Bulgaria Urged to Curb Horse-Drawn Carriages

Animal rights group PETA has called on Bulgaria to stop the use of horse-drawn carriages at tourist sites, warning that the horses are suffering during the ongoing heat wave.

Mariya Cheresheva
BIRN
Sofia
Photo: PETA

The German office of PETA said on Wednesday that animals are being “tortured” in Bulgaria in order to earn money from tourists, and demanded a ban.

The animal rights group warned that temperatures above 30 degrees Celcius are expected in the coming days, which will put the health of horses used to pull carriages in the country’s tourist resorts at serious risk.

“Horses are constantly collapsing out of exhaustion and even dying,” Peter Hofken, PETA’s adviser on the use of animals in the entertainment industry, told BIRN.
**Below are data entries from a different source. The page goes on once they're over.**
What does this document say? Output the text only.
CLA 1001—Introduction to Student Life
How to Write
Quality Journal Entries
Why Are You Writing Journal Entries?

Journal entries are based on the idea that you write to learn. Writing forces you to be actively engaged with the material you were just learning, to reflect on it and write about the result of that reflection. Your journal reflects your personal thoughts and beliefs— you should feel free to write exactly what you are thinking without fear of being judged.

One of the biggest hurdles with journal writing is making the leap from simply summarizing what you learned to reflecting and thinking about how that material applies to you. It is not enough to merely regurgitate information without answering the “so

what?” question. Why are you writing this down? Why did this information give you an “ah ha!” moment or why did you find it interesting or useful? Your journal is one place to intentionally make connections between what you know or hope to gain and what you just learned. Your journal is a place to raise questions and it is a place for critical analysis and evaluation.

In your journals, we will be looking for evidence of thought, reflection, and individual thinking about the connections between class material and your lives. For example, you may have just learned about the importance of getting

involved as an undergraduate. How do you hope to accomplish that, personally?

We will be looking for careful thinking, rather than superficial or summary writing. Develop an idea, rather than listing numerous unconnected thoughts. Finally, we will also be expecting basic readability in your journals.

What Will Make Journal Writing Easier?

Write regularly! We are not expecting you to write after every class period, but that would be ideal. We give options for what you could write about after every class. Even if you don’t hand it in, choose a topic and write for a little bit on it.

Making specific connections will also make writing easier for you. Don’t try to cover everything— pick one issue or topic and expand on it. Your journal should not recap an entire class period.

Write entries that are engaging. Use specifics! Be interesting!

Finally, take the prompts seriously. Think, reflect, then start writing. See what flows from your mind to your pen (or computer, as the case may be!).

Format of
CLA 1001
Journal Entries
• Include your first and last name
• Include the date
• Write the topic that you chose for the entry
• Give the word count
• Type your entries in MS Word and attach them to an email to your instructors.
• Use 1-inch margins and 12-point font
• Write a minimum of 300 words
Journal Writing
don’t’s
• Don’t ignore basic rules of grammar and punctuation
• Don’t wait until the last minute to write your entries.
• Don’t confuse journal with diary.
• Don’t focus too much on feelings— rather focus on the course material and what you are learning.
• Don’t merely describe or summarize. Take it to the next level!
“It is high time for the politicians to put an end to this torture,” he added.

He said that he has received several reports from German tourists visiting Bulgaria who said they witnessed the degrading treatment of horses used to pull carriages.

PETA ultimately wants the use of horse-drawn carriages at tourist attractions to be prohibited altogether.

“There is nothing romantic in forcing these sensitive animals to pull carriages... in scorching heat, storms, rain or cold,” Hofken said.

The extraordinary heat wave, dubbed ‘Lucifer’, which has gripped parts of Europe, causing fires, damaging crops and killing several people, is still keeping the Balkans on alert.

The meteorological institute at the Bulgarian Academy of Sciences issued a yellow alert for dangerous heat on Wednesday, warning that temperatures could reach up to 39 degrees in the coming days.

According to PETA, temperatures around and above 30 degrees torment horses, and their excessive exposure to the sun could cause them to suffer sunburn or even sunstrokes.

Horse-drawn carriages are still a popular attraction for tourists in Bulgaria, mostly in the big resorts on the Black Sea coast.

But some cities like London and Paris have already banned their use for tourism purposes, Hofken said.

He added that the mayors of Berlin and Rome are also planning to impose similar measures.

“We believe that horses belong to the countryside, on the green grass and under the shade of trees, not in the middle of the cities,” Hofken said.

On August 1, Austria’s capital Vienna, which is well-known for its horse-drawn carriages, imposed a temporary ban on the service due to the extreme heat.